The annual Perseid meteor shower should be very visible in the night sky this week, with the peak expected tonight a bit after midnight into the early morning as well as tomorrow night.
And by a very fortunate coincidence, there will be little or no moon light to make the meteors hard to see.
The best viewing hours should be between 11 p.m. and dawn, when the constellation Perseus is above the horizon. Although the meteors appear to come from Perseus, they actually are part of a debris trail left by Comet Swift-Tuttle, which the Earth encounters every August.
Perseids can appear anywhere in the sky; astronomers recommend looking in whatever direction the sky is darkest for you.
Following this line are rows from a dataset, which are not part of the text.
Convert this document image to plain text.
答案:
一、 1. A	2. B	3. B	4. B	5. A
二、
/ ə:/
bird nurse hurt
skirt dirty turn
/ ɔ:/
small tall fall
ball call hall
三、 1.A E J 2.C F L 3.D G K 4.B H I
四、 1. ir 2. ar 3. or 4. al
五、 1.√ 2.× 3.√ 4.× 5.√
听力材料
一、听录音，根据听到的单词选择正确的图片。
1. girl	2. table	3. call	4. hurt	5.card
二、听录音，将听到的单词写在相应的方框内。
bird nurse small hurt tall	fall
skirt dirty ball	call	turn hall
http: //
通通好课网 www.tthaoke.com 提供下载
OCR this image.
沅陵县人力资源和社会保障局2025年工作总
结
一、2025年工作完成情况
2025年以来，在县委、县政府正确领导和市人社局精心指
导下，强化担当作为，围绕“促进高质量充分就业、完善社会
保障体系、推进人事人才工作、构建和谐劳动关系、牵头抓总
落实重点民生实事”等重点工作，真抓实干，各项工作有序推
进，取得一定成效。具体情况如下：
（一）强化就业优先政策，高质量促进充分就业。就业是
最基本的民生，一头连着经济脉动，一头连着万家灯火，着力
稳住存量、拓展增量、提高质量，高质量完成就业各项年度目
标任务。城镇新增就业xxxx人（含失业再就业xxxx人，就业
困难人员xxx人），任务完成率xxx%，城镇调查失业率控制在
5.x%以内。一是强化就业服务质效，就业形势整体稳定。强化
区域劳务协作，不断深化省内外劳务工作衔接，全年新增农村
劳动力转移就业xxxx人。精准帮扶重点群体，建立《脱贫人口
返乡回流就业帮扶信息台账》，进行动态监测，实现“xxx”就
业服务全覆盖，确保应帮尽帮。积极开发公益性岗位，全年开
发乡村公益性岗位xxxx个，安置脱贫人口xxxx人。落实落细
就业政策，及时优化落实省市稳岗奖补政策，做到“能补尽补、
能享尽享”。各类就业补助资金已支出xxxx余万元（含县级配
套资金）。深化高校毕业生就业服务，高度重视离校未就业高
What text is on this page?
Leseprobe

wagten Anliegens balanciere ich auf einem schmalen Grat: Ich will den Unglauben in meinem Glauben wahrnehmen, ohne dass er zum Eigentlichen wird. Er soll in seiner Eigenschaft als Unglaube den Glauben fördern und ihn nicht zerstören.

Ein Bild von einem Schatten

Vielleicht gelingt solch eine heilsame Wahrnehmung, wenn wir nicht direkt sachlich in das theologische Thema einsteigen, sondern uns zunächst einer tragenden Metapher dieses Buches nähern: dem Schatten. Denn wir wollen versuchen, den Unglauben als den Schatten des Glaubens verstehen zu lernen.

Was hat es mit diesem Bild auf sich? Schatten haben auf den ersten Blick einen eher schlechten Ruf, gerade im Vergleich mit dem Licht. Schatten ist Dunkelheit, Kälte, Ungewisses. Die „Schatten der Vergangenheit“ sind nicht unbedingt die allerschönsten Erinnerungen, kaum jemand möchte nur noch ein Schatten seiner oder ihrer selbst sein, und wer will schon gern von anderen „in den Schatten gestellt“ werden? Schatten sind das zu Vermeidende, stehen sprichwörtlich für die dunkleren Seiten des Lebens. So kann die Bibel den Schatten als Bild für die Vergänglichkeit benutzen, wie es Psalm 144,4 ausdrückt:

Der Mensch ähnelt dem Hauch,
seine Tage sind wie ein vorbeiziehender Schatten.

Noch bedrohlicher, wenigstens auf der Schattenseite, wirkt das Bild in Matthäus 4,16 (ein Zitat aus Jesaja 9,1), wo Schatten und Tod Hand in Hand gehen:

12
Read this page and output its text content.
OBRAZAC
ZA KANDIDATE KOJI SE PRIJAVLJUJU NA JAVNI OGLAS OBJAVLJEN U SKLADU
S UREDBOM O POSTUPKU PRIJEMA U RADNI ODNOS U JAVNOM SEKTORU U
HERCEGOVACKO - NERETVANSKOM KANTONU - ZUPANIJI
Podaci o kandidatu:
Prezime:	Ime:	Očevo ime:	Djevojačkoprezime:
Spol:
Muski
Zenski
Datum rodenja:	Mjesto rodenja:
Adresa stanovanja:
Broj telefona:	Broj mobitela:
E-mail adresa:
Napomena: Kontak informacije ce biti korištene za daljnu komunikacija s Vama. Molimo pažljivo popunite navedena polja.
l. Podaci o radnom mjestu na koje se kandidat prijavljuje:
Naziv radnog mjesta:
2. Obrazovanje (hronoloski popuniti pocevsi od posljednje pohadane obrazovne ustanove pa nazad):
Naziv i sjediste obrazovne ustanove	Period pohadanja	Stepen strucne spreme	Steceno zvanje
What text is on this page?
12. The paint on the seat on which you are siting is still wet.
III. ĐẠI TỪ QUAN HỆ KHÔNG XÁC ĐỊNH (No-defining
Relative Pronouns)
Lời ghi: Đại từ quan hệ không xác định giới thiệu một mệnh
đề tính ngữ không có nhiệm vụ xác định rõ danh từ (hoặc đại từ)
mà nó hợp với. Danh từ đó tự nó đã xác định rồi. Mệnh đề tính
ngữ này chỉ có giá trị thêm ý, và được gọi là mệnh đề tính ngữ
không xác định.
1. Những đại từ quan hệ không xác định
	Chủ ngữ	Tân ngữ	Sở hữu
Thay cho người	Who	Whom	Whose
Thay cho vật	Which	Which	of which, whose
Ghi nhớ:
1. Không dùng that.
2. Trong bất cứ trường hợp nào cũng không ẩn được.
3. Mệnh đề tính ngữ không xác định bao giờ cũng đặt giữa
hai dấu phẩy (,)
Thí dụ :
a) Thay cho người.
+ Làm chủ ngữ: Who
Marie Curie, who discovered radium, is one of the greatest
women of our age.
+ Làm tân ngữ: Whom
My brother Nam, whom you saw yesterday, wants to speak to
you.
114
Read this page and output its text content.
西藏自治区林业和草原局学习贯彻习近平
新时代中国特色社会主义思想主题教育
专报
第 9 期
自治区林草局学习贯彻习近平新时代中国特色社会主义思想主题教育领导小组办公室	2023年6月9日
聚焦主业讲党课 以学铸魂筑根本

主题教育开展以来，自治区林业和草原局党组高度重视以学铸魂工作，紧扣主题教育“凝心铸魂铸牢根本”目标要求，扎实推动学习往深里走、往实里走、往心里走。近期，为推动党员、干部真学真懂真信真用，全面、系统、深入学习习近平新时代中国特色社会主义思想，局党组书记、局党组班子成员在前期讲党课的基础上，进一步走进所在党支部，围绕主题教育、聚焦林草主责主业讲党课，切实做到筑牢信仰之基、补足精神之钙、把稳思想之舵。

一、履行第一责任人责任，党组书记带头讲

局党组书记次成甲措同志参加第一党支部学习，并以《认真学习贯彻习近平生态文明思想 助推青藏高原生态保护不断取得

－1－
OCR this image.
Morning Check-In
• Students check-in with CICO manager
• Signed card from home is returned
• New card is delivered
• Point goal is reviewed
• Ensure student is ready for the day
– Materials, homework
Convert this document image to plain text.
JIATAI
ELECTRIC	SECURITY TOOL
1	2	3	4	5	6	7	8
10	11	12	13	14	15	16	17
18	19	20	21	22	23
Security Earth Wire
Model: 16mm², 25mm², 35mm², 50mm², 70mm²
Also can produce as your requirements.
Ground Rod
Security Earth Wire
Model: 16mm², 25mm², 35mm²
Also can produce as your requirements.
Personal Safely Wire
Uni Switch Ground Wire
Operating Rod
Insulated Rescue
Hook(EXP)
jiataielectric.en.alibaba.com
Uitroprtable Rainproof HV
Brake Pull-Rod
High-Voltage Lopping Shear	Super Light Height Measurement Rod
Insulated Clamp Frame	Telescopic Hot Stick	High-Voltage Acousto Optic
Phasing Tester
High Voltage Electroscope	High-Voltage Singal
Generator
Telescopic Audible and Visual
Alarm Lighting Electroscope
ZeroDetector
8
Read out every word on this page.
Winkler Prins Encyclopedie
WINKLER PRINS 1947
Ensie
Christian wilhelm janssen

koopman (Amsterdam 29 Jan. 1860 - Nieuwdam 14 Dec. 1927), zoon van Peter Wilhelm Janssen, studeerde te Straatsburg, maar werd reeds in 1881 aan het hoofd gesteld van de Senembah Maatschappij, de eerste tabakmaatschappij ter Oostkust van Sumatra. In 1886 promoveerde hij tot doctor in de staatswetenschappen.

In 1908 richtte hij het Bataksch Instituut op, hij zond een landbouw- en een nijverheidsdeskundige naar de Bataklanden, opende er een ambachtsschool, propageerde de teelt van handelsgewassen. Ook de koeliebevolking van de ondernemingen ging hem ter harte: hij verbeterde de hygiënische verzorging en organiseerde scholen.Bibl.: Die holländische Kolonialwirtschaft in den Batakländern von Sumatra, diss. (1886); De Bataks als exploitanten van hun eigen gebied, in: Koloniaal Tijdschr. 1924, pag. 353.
The Perseids arise when the Earth runs into pieces of debris floating in the solar system that were left behind by Comet Swift-Tuttle. The 17-mile-wide ball of ice and debris orbits the sun about once every 133 years and made its last close pass by the sun in 1992.
The comet’s left behind debris then enters Earth’s atmosphere at about 133,000 miles per hour and bursts into bright flames about 60 miles overhead. Most of the meteors are small, about the size of a grain of sand, but some can be as large as a golf ball. You’ll be able to see many of the small bursts, but it’s the handful of large ones that create jaw-dropping fireballs as they blaze across the sky.